Ok, tried my best. These are 3 files same image *.jpg from Pixel 3 processed in PL, *_RAW.jpg exported as TIFF 16-bit from Affinity and processed in PL and the last exported from Affinity after RAW development.


Of course the Pixel does a hell of computing in the background - like most of the flagship phones do nower days. As the first image is a HDR+ it’s a stack of several images merged together.
Also I’m not a Pro in Affinity RAW development. An interesting comparison would be PL RAW against the Pixel JPG.

Hi Tom!

Indeed that would be interesting… in my experience with Nikon Raw files I always exposed for the highlights - the shadows could always be brought up and DXO’s “Prime” noise reduction took care of the obvious.

I did not find this to be the case with the iPhone 7+ DNGs (and I’m still experimenting as I’m new to the iPhone 7+). The biggest issue is the deep quarter tones do not respond very well to enhancement like the Nikon’s Raw files did.

Adjustment #1 - A different shooting style is needed where I am slightly over exposing the highlights in order to get the shadows to look better when enhanced… but that means I lose a little something on the high end.

All things considered the little sensors on these phones just aren’t up to it IMO. Most of us worship at the “Church of Raw” and have a inbred bias against the idea that an in-camera processed image could possibly be as good - let alone superior - under many circumstances.

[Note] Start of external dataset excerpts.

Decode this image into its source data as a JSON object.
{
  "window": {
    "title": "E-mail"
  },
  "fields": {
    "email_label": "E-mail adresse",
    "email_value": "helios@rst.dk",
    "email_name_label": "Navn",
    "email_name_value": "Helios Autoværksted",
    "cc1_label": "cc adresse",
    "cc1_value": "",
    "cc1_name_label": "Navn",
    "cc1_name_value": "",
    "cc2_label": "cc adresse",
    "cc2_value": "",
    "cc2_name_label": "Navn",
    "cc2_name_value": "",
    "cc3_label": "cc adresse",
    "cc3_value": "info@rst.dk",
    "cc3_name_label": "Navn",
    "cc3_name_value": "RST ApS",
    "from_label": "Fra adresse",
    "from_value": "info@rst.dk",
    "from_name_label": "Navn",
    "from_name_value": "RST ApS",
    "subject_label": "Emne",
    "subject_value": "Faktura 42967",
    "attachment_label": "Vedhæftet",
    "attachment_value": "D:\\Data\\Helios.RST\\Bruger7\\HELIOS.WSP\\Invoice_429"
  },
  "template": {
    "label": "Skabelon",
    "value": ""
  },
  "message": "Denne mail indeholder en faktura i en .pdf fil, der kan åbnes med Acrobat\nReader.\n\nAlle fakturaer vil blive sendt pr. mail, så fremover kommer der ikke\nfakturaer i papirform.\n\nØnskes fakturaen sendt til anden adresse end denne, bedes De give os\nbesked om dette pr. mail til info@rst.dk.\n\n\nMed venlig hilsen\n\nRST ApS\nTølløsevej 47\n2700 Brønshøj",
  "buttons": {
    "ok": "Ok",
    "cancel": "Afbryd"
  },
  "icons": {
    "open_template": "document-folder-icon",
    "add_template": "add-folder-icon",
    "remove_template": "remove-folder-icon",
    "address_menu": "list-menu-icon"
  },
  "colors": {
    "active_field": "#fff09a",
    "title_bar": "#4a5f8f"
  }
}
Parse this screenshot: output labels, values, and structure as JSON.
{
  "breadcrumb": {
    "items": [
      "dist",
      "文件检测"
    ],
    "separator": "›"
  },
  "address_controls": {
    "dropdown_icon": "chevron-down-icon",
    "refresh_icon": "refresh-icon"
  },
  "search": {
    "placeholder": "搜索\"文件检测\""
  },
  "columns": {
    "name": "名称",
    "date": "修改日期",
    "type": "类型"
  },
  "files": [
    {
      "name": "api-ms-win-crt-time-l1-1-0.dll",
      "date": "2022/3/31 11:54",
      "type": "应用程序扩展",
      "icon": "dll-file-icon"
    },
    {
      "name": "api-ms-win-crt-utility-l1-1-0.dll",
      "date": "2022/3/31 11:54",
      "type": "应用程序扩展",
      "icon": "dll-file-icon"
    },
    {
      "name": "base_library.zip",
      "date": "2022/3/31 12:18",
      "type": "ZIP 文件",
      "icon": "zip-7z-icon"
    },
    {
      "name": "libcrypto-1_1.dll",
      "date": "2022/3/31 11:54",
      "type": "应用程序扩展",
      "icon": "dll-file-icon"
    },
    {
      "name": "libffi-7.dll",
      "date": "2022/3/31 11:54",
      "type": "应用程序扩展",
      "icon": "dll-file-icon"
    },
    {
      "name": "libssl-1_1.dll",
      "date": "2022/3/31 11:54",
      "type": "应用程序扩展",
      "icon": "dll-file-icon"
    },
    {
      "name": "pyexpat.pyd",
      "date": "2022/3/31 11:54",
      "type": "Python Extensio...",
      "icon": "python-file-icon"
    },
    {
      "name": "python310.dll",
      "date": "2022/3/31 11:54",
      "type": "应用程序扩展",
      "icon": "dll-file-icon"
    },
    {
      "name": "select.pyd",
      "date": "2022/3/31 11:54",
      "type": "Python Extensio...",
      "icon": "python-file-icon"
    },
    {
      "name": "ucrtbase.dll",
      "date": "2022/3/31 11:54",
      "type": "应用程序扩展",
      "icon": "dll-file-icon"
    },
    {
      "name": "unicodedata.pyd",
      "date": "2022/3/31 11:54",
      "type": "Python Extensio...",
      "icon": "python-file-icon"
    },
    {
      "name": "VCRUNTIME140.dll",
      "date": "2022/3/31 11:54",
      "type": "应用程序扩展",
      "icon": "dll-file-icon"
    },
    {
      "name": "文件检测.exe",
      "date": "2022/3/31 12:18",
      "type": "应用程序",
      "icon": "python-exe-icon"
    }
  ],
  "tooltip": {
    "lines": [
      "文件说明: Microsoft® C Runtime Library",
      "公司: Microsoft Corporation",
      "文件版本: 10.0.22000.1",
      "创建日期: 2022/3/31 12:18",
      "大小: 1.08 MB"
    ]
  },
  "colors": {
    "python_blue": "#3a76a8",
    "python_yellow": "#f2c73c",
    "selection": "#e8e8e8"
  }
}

Unquestionably a DNG does better (than 8-bit HEIC) where a very High Dynamic range is required.

Adjustment #2 - Compose the HEIC images differently so extremes in lighting are avoided. Most of the time I found that’s possible without compromising what I wanted in the image.

When HEIC 16-bit images become available in a Camera app (at least I haven’t found one yet - maybe limited by the iOS) I don’t think DNGs will have an advantage under any circumstances.

I any event I’m enjoying the challenge and discoveries of a new shooting regime.